Alyssia likens it to a storm of confusion or some debilitating emotion. The second work shows the face above the "clouds", having "weathered the storm". Now the viewer can see the woman wears a white "turban", contrasting with the while background by clever use of blue.
The 18-year gap between her teenage paintings and taking it up again as an adult doesn't seem to have depleted her talent at all and she certainly appears to have been able to jump straight back into her art.
"It feels really good to get back into it."
Alyssia's subjects are imaginary but none the less real for that. She will have about 15 or 16 paintings on display in the exhibition.
Candy Summer works in watercolours, again following the portrait theme. One is of an old, bearded man in a green cloth cap and a red and white checked shirt, turning his head a little to the left to look directly at the viewer.
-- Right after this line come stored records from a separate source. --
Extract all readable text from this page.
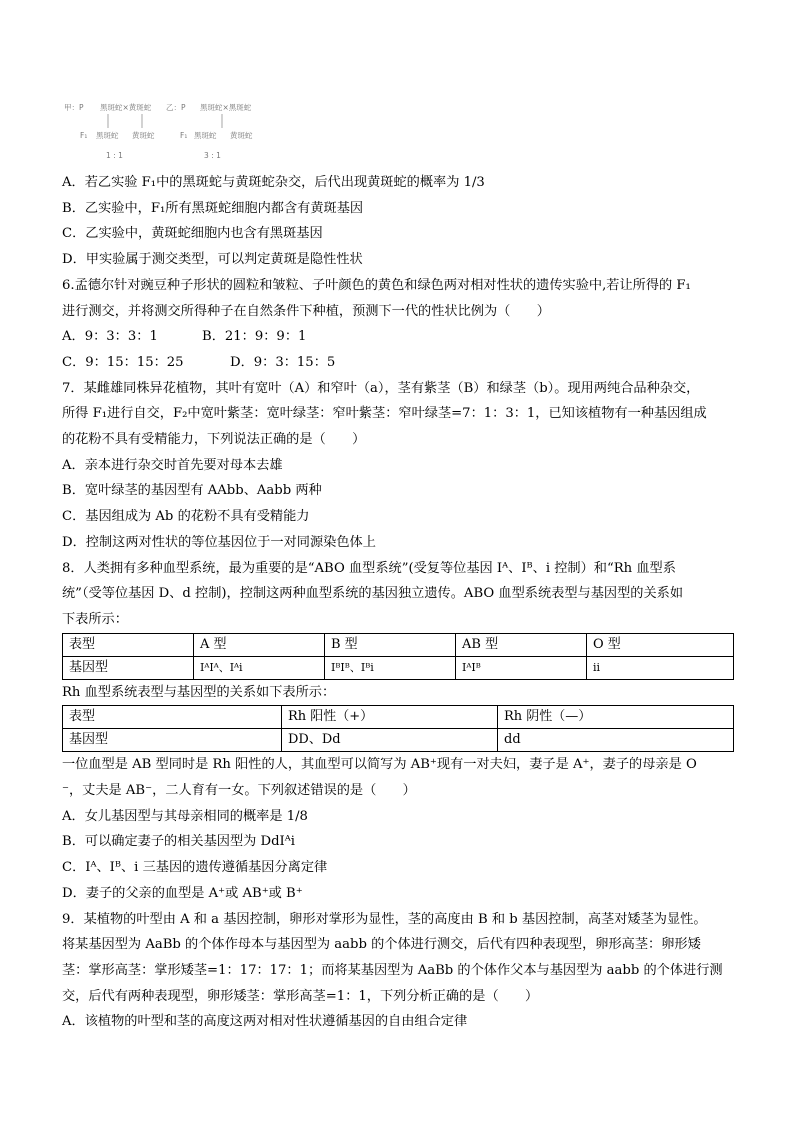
甲：P 黑斑蛇×黄斑蛇
F₁ 黑斑蛇 黄斑蛇
1 : 1
乙：P 黑斑蛇×黑斑蛇
F₁ 黑斑蛇 黄斑蛇
3 : 1
A．若乙实验 F₁中的黑斑蛇与黄斑蛇杂交，后代出现黄斑蛇的概率为 1/3
B．乙实验中，F₁所有黑斑蛇细胞内都含有黄斑基因
C．乙实验中，黄斑蛇细胞内也含有黑斑基因
D．甲实验属于测交类型，可以判定黄斑是隐性性状
6.孟德尔针对豌豆种子形状的圆粒和皱粒、子叶颜色的黄色和绿色两对相对性状的遗传实验中,若让所得的 F₁
进行测交，并将测交所得种子在自然条件下种植，预测下一代的性状比例为（　　）
A．9：3：3：1	B．21：9：9：1
C．9：15：15：25	D．9：3：15：5
7．某雌雄同株异花植物，其叶有宽叶（A）和窄叶（a），茎有紫茎（B）和绿茎（b）。现用两纯合品种杂交，
所得 F₁进行自交，F₂中宽叶紫茎：宽叶绿茎：窄叶紫茎：窄叶绿茎=7：1：3：1，已知该植物有一种基因组成
的花粉不具有受精能力，下列说法正确的是（　　）
A．亲本进行杂交时首先要对母本去雄
B．宽叶绿茎的基因型有 AAbb、Aabb 两种
C．基因组成为 Ab 的花粉不具有受精能力
D．控制这两对性状的等位基因位于一对同源染色体上
8．人类拥有多种血型系统，最为重要的是“ABO 血型系统”(受复等位基因 Iᴬ、Iᴮ、i 控制）和“Rh 血型系
统”（受等位基因 D、d 控制)，控制这两种血型系统的基因独立遗传。ABO 血型系统表型与基因型的关系如
下表所示：
表型	A 型	B 型	AB 型	O 型
基因型	IᴬIᴬ、Iᴬi	IᴮIᴮ、Iᴮi	IᴬIᴮ	ii
Rh 血型系统表型与基因型的关系如下表所示：
表型	Rh 阳性（+）	Rh 阴性（—）
基因型	DD、Dd	dd
一位血型是 AB 型同时是 Rh 阳性的人，其血型可以简写为 AB⁺现有一对夫妇，妻子是 A⁺，妻子的母亲是 O
⁻，丈夫是 AB⁻，二人育有一女。下列叙述错误的是（　　）
A．女儿基因型与其母亲相同的概率是 1/8
B．可以确定妻子的相关基因型为 DdIᴬi
C．Iᴬ、Iᴮ、i 三基因的遗传遵循基因分离定律
D．妻子的父亲的血型是 A⁺或 AB⁺或 B⁺
9．某植物的叶型由 A 和 a 基因控制，卵形对掌形为显性，茎的高度由 B 和 b 基因控制，高茎对矮茎为显性。
将某基因型为 AaBb 的个体作母本与基因型为 aabb 的个体进行测交，后代有四种表现型，卵形高茎：卵形矮
茎：掌形高茎：掌形矮茎=1：17：17：1；而将某基因型为 AaBb 的个体作父本与基因型为 aabb 的个体进行测
交，后代有两种表现型，卵形矮茎：掌形高茎=1：1，下列分析正确的是（　　）
A．该植物的叶型和茎的高度这两对相对性状遵循基因的自由组合定律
"It's the kind of guy you'd meet at the pub," she says.
She sees him perhaps as a musician, or a worker of some kind, perhaps a truck driver. Whoever he is, he has character.
The other is of a woman, head covered in a yellow fabric, hands held out in front of her, palms upward in a posture of prayer.
"In this one I was looking at going in another direction, and focusing on what prayer means … and I wanted to see how yellows would play out."
Candy says she's just drawn and doodled and dabbled all her life. "And then I got very sick, and I thought, if I'm going to die, what do I want to be doing?
"I want to paint. I want to take this seriously and really start teaching myself."
Using YouTube as a tutor, because she was unable to get out, Candy got back into painting last year.
"I realised that, for free, I had access to masters all over the world."
Candy says she was able to chat with artists and all gave freely of their time and teaching.
The Portraits of Life exhibition takes up two rooms of Red Door Gallery until the end of November.